Zigotu meydana getiren hücreler kendi başına güçsüz, kararsız, eksik ve kısa ömürlüdür. Ancak birleştiklerinde oluşan şey tamamlanmış, kararlı ve mükemmel olan yeni bir yaşamdır.

Bunu büyük ölçüde yin-yang kavramına benzetebiliriz: Çünkü Yin ile Yang, aynı bütünün birbirini tamamlayan iki parçasıdır. Bu parçalar birbirine oldukça zıttır, ikisinin de kendine özgü güzellikleri ve zayıflıkları vardır ama birbirini tamamlayarak bunları dengelerler. Kadın ile erkek de bu bütün gibidir. Bu betimlemeden hiçbir farkı yoktur. Ve bu güzeldir, doğanın gereğidir. Bu böyle olmasaydı doğa bir devinim içinde olamazdı ve yaşam da olamazdı.

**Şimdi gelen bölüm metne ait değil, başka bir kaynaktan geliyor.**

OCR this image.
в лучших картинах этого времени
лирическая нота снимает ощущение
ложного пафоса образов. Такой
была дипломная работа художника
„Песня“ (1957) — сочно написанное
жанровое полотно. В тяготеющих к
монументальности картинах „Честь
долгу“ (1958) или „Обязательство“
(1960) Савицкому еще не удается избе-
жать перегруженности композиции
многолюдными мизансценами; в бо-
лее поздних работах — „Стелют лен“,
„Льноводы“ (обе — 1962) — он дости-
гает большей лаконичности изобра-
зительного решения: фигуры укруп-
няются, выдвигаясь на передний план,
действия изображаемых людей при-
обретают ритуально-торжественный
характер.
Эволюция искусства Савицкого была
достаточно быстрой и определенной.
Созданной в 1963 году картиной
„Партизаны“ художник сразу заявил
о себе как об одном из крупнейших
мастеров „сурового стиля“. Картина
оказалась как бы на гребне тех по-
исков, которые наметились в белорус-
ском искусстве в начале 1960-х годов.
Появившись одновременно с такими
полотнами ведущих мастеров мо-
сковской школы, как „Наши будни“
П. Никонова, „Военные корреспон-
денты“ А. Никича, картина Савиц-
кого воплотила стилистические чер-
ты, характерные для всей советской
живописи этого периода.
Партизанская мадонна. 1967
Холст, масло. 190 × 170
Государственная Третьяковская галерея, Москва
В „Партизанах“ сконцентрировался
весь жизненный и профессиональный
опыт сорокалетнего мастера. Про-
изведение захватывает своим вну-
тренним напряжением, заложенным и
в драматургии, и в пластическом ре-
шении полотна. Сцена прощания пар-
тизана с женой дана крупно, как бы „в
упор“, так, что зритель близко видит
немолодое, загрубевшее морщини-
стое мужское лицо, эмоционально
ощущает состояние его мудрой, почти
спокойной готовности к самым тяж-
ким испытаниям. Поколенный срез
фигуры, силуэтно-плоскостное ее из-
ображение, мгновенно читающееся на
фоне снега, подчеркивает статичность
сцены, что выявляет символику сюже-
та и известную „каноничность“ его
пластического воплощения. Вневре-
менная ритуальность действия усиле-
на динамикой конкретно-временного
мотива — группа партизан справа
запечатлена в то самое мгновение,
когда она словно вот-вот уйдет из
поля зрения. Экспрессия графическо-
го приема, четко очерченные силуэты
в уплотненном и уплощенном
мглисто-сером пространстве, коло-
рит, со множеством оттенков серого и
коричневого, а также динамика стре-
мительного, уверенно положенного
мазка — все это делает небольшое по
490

İlk bakışta biyoloji veya Zen felsefesiyle ilgiliymiş gibi görünse de, bu blog kadın üzerinedir. 
Blog adresinin "zygotos" olmasının sebebi; Türkçesi olan "zigot" un daha önce kullanılmış olmasıdır, Yunanca daha havalı olduğu için değil =)

Kadın konusunda yazmaya başlamam çok yeni sayılır. Beni şaşırtan, yazıların beklediğimden hızlı ve doğurgan olmasıydı. Muhtemelen, evin bodrum katı diyebileceğimiz depo amaçlı kullanılan, “karanlık” bir yerinde biriktirmiştim hepsini. Işığı yakıp ortalığı karıştırınca da çok şey çıktı haliyle. Yaklaşık son bir yıl içinde ise tanık olduğum bazı olaylar, gözlemlediğim birtakım tartışmalar ve her gün duyduğum cümleler sonunda bunları yazıya dökmeme neden oldu.

Kısacası, orada burada çeşit çeşit insanla tartışmak, bir şeyler anlatmaya çalışmak ve bu sırada kendimi paralamak yerine bunları ifade etmeliyim diye düşündüm. Ardından çok sevimli bir arkadaşım; “Blog açmalısın, Lalehan!!” dedi. Ve onu dinledim.


Amacım kamplaşma ya da fanatizm yaratmak değildir. Zira, böyle şeylerden nefret ederim ve her zaman zararlı olduklarını düşünmüşümdür (bunları ifade ettiğim yazım da olacak). Bu blog erkek düşmanı değildir. Bu blog’un temel amacı okuyanlarda biraz da olsa farkındalık yaratabilmektir. Bir yazar kabiliyetine sahip olduğumu düşünmediğim için okuyucuyu bağlayacak akıcı bir dil kullanamamış olabilirim. Ancak beni daha çok ilgilendiren; okuyucunun, kadın veya erkek, tavrımı samimi bulmasıdır.


=)


L


Related Posts Plugin for WordPress, Blogger...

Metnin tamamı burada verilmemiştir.